Methods and Results: We first evaluated the time- and concentration-dependent effects of recombinant human adropin on key indices of angiogenesis in human umbilical vein endothelial cells (HUVECs). Adropin (10 ng/mL) caused a marked 10-fold increase in endothelial cell migration and proliferation and significantly increased capillary-like endothelial cell sprouting and tube formation (p<0.001). These angiogenic responses were comparable to those elicited by exogenous VEGF (100 ng/mL) and were attenuated in both adropin gene-silenced HUVECs and in HUVECs treated with monoclonal antibodies against adropin. Additionally, adropin-treated HUVECs exhibited reduced basal and inflammation-induced endothelial cell permeability indices, further suggestive of improved angiogenic potential. To identify putative adropin targets, we performed microarray expression analysis restricted to genes involved in endothelial regulation and angiogenesis. Adropin treatment markedly upregulated mRNA and protein expressions of VEGF and its receptor VEGFR2 (p<0.05) and stimulated phosphorylation of ERK1/2, a key downstream target of angiogenesis. Pharmacological inhibition of ERK1/2 phosphorylation, with the MEK inhibitor PD98059, attenuated the effects adropin had on endothelial cell migration, proliferation, tube formation and VEGF expression indicating that adropin-induced angiogenesis is ERK1/2 dependent.

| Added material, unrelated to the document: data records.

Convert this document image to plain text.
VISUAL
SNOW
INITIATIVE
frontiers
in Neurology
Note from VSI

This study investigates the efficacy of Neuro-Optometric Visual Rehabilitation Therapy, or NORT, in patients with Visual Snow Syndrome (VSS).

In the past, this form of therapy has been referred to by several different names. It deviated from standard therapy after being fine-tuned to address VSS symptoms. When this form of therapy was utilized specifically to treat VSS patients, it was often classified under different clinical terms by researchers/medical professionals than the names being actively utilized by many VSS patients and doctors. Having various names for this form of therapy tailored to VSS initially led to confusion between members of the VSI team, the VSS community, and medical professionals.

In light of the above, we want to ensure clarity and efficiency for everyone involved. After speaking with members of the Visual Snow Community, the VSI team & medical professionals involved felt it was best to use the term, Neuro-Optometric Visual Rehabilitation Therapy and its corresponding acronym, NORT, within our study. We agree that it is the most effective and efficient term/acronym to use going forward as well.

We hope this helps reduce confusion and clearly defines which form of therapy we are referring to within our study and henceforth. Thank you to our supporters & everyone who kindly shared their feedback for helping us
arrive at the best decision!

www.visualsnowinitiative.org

Conclusions: We report, for the first time, the potent angiogenic potential of adropin, a newly described neuroendocrine peptide that is involved in metabolic homeostasis. These effects occur through stimulation of VEGFR2 expression in an ERK1/2-dependent fashion. Adropin grounded cell- and gene-based approaches may represent a novel approach in the treatment of non revascularizable ischemia.